Boxplots and Scatter matrix
Boxplot
First, customary importing of packages and data if you haven't already done so from the previous sections.
import pandas as pd
import matplotlib.pyplot as plt
df = pd.read_csv("https://raw.githubusercontent.com/darren1998s/darren1998s.github.io/main/iris.csv")
Using the a slightly altered syntax as the bar chart and histogram from the previous sections, we can easily plot boxplots.
For our example, we are going to plot Petal.Length
grouping by Species
.
#How to plot histogram
#df['Petal.Length'].plot(kind='hist')
#Plotting boxplot
ax = df.boxplot('Petal.Length', by='Species')
#Housekeeping to make the graph looks comprehensible#
ax.set_title("")
ax.set_ylabel('Petal Length')
plt.show()
From this boxplot, we can instantly tell a few things:
-
The variance in both I. versicolor and I. virginica are lesser than that in I. setosa.
-
I. setosa has the smallest Petal Length and I. viriginica has the largest petals.
-
There are more ‘outlier' data (based on the 1.5*IQR rule) found in I. setosa as compared to the other species of Iris flowers.
Scatter matrix
It is entirely possible that given a dataset, there can be many permutations of variables to plot.
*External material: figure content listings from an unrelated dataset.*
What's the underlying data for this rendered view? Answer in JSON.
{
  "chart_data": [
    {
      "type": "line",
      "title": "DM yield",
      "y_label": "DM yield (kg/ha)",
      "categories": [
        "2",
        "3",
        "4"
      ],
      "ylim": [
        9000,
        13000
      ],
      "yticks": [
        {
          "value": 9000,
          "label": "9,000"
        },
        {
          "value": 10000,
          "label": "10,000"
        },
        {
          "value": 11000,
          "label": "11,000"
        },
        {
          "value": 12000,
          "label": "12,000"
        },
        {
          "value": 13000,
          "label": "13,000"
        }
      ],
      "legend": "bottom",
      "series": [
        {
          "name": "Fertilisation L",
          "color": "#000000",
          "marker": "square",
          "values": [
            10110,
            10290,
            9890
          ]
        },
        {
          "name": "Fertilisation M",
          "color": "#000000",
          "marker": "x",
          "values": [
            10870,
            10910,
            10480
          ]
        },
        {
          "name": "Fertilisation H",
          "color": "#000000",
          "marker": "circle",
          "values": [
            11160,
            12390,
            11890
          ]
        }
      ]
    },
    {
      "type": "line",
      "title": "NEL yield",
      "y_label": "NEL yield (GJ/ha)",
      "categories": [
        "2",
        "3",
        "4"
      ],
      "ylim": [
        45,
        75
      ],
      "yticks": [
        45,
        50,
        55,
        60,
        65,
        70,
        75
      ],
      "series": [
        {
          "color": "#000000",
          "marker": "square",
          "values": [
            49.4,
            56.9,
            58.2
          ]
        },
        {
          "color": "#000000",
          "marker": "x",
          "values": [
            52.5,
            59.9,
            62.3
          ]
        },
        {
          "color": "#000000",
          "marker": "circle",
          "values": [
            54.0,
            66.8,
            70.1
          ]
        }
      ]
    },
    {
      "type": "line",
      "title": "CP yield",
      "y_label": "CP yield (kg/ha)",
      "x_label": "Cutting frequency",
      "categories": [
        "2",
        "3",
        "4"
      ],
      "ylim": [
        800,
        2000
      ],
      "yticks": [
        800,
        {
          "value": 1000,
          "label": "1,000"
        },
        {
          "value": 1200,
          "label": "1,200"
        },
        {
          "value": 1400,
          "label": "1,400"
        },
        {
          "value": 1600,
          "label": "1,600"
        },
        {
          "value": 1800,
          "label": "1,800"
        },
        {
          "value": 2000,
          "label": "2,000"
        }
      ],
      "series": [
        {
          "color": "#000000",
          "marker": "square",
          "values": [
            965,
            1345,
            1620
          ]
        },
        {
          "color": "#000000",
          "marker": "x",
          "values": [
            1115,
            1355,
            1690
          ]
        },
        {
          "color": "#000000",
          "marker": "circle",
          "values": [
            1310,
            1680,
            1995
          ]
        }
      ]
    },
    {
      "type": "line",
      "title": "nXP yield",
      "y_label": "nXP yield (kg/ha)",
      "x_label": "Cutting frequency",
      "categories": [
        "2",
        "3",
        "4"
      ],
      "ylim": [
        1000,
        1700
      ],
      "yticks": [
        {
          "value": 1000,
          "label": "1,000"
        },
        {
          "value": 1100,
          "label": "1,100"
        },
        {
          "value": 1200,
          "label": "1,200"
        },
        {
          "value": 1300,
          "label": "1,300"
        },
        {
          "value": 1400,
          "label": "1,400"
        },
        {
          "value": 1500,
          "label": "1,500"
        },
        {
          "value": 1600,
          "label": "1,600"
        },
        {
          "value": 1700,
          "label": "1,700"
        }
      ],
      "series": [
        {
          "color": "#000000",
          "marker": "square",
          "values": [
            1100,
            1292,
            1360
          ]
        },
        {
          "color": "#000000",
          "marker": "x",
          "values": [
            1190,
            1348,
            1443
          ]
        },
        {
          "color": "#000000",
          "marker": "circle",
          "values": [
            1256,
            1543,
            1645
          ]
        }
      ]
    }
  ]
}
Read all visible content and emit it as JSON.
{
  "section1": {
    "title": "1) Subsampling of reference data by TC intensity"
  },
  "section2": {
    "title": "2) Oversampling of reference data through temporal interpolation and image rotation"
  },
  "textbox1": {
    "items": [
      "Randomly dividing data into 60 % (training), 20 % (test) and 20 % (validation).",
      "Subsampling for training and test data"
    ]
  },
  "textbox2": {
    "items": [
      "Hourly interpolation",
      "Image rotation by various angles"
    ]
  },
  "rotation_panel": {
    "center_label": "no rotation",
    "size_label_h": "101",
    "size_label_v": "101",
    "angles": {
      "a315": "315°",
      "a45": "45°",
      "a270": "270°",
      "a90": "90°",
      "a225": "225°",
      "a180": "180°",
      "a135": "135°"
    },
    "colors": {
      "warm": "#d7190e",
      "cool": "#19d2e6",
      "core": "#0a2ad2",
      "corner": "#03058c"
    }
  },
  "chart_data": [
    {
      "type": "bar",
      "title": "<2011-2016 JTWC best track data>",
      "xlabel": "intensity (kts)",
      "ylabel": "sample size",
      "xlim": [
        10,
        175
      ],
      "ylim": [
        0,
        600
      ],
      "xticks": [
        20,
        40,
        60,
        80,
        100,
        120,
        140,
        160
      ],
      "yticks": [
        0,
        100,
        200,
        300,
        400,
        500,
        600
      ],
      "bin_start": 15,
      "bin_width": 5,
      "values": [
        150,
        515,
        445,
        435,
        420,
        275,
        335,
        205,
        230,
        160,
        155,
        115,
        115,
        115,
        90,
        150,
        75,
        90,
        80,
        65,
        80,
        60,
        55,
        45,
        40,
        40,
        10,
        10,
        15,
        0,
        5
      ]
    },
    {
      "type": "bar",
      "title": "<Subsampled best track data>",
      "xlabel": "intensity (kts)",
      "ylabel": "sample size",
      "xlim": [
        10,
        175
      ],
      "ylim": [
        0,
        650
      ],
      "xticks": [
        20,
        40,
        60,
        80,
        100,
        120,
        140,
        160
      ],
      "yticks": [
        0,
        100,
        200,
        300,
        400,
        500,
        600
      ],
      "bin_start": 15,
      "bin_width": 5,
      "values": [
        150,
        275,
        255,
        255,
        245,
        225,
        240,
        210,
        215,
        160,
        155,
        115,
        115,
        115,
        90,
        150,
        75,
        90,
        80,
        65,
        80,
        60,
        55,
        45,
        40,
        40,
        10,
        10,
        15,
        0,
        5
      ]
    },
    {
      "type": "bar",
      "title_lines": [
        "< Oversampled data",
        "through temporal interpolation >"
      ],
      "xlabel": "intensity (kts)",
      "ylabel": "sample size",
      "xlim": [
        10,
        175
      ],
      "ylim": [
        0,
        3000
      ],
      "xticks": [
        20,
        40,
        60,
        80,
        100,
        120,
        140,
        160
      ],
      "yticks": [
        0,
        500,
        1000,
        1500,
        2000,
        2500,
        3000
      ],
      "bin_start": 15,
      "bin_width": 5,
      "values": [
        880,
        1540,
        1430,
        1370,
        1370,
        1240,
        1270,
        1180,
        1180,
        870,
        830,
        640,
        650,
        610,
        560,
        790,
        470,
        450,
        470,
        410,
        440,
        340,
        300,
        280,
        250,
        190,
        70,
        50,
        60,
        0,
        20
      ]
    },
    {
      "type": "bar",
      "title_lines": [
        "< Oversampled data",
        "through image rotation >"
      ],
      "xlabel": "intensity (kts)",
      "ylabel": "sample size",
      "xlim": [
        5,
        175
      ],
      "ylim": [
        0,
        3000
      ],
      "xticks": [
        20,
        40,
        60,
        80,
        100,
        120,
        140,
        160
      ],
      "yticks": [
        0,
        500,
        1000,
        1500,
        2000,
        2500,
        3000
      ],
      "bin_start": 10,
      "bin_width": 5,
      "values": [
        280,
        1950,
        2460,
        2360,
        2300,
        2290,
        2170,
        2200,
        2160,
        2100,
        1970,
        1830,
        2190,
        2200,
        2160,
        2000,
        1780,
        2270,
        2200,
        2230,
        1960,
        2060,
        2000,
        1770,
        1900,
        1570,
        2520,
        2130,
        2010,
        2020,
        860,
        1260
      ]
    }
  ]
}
By utilising a scatter_matrix
, pandas
handily plots all variables against other variables!
This way in 1 shot, you could see which plots have any ‘interesting' data.
1 thing to note is that, diagonal='kde'
plots a density plot, of that particular variable.
pd.plotting.scatter_matrix(df,diagonal='kde', figsize=(12,12))
plt.show()